I have a problem, and you may too.

Last Fall, a friend of mine — one of the elders who oversees this church — asked me to meet. I told him he’d have to wait because my calendar is so full. I gave him a date, and on the day we finally got together. We ordered food, sat down, he asked me how I’m doing. I responded by saying, “Busy,” and he said, “Yes, that’s what I wanted to talk to you about.” My lunch was an intervention, an expression of concern that my overpacked schedule was hindering me from focusing on what matters most.

That very same day we met Char’s father out for his birthday. I remember sitting around the table at night eating birthday cake. It’s one of those moments that’s meant to be relaxed. There are few things better than unhurried time around food and people you love to mark an important milestone. But I couldn’t enjoy it. I knew I still hard work to do before the day was over, so I excused myself and went back on my computer for another hour. We got home, and I had to go to the bank to pay a bill I’d forgotten, but I was so overloaded that I ended up paying the wrong amount.

And so by the next morning, I sat down with Char and said, “Something has to change. This isn’t working! I can’t keep going like this.” The next week I talked to a mentor of mine, a spiritual director, and told him about all of this. I told him that I was planning to read a new book coming out by John Mark Comer called The Ruthless Elimination of Hurry, and he just started laughing.

I have a problem, and it’s possible that you do too.

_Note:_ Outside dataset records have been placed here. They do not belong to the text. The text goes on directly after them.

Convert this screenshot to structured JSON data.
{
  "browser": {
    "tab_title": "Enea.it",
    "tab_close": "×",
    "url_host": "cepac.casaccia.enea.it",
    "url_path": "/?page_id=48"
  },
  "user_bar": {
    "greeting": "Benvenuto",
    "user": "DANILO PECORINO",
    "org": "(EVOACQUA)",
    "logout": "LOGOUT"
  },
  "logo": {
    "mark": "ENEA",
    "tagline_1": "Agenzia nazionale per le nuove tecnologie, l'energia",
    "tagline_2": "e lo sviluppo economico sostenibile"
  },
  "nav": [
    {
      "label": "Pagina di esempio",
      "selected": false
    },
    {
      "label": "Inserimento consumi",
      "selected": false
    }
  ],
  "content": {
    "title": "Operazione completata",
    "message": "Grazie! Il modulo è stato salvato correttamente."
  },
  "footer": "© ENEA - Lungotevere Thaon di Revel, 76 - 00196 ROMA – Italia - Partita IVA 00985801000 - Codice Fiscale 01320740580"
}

Just like our homes and closets get overstuffed with too much stuff, our lives and schedules get too full, and it robs us of our ability to focus on what matters most.

John Ortberg writes:

For many of us the great danger is not that we will renounce our faith. It is that we will become so distracted and rushed and preoccupied that we will settle for a mediocre version of it. We will just skim our lives instead of actually living them.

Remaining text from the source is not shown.